Выбрать главу

Я немного опомнился и дернулся, бездумно пытаясь прикрыться, но Казаков только рассмеялся, без труда разводя мне обмякшие ноги, и принялся целовать уже там, придерживая мои руки.

— Не нужно стесняться, Антон… Ты очень красивый! Замечательный, чудесный…

Я уже не сопротивлялся и даже не плакал, пребывая в странном оцепенении. Сознание словно раздвоилось. Одна его часть предельно ясно сознавала, что происходит и что Казаков собирается делать дальше — влажные от смазки пальцы у заднего прохода не оставляли места для сомнений. Эта часть будто со стороны с паническим изумлением наблюдала за реакцией моего собственного тела, не веря, что только что прозвучавший стон был тоже мой, и отнюдь не боли.

— Рад, что смог тебя удивить, — фыркнул мужчина, выпустив изо рта мой член. — Так куда интереснее, правда?

Эта часть отчаянно стучалась к рассудку, крича, что я точно свихнулся на нервной почве раз больше не отбиваюсь, даже как-то забыл про насилие и милицию, стоило погладить. Выходит, что, отчим был в чем-то прав про «сучку»?!

Зато вторая часть провалилась в полную апатию, — толи после срыва, толи просто от усталости. Ну, значит, судьба у меня такая, оказаться под кем-нибудь с членом в заднице… Мне больше не было противно, что меня трогает мужчина, мне было никак. Спрашивается, где гарантия, что если я сейчас начну опять отбиваться, и Казаков меня вышвырнет — пусть даже только из квартиры, а не из секции (после такого-то интима!) — завтра ночью я не окажусь уже под отчимом с трусами в глотке, да еще облитый грязью с головы до ног? Так что расслабься и получай удовольствие, Антончик… Переживешь!

— Расслабься, маленький! Ты такой узенький… Антошенька, не бойся, я не сделаю тебе больно! — его волосы, обычно собранные в короткий хвостик, сейчас щекотали кожу, пока он снова выцеловывал мне лицо, шею и даже соски.

Да нет! Больно было, хотя и не как тогда. Я невольно сжался. Он остановился, целуя, гладя везде, сжимая и двигая ладонью вдоль члена и понемногу начиная двигаться внутри.

— Нежный, сладкий, горячий…

О чем он? От фак! От какого-то его толчка я ощутил там, в глубине острый спазм, как от удара током, дернулся, резко толкнувшись ему в ладонь, и резонанс оказался оглушительным. Хватило нескольких таких толчков, чтобы я заорал и кончил…

Я. Кончил. Оттого. Что меня поимел тренер.

И он отстал от меня ненадолго. Я вполне прочувствовал момент — руки сжались чуть сильнее, бедра напряглись, подрагивая, как и член внутри. Вот и все…

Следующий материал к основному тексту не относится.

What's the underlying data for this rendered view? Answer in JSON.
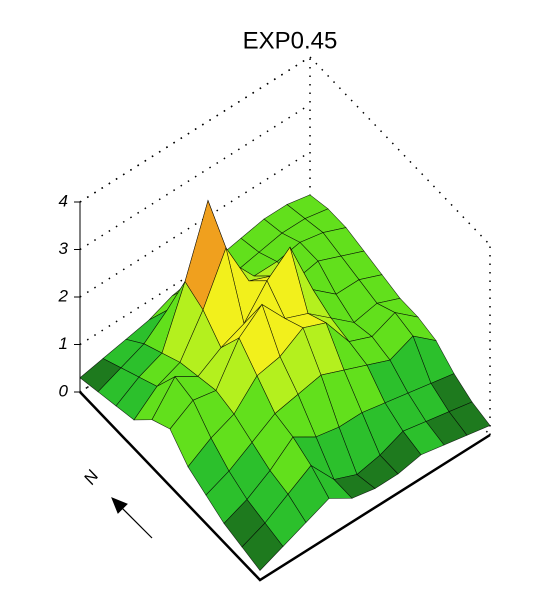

Я лежал неподвижно, закрыв глаза, щеки горели от стыда, а мой… наверное, любовник, теперь уже, — продолжал что-то шептать, гладить успокаивающе, перебирать волосы. Он сам отвел меня в ванную и помог вымыться. Я был словно неживой, как кукла, только вздрагивал тихонько, если его руки дотрагивались до моих ягодиц и скользкой дырочки между ними. Так же бережно он отвел меня обратно, уложил прямо так, голым и лег сам, тесно ко мне прижавшись. Я не возмущался, ничего не спрашивал, не воспринимал, что он говорил мне, будучи измотанным и выжатым настолько, что не уснул даже, а просто отрубился едва коснувшись подушки.

7.

Проснулся я в гордом одиночестве. Полежал, тупо уставившись в окно. Но оттягивать неизбежное смысла не было. Я поплелся на звуки из кухни, по дороге плеснув в лицо водой, чтобы хоть немного проснулся и мозг.

— Антон? Как спалось? — Казаков мирно возился с заварником.

Заебисьблядь спалось! Всю ночь мне снилось, что меня кто-то имел: то это был отчим, то тренер, то кто-то третий без лица, и во сне я знал, что за ними еще громадная очередь, тех, кто будет следующим.

— Нормально.

Я не знал, куда себя деть, поэтому только следил за ним глазами от порога.

— Точно? Антон, ты в порядке?

Вот чего точно я не мог ожидать, так это того, что он к тому же развернется и меня обнимет, пытаясь заглянуть в лицо.

— Да… даже не болит ничего, — я промямлил первое, что пришло в голову, и почувствовал, как руки вокруг напряглись.

Ну, и долго мы так будем стоять?!

— Антон, кто-то делал тебе больно?

— Не важно, — я осторожно высвободился, собираясь умыться уже толком.

Напряженно в спину:

— Хочешь вернуться домой?

— Нет, — я пожал плечами. — Но не позже 20 августа придется. Мать приедет.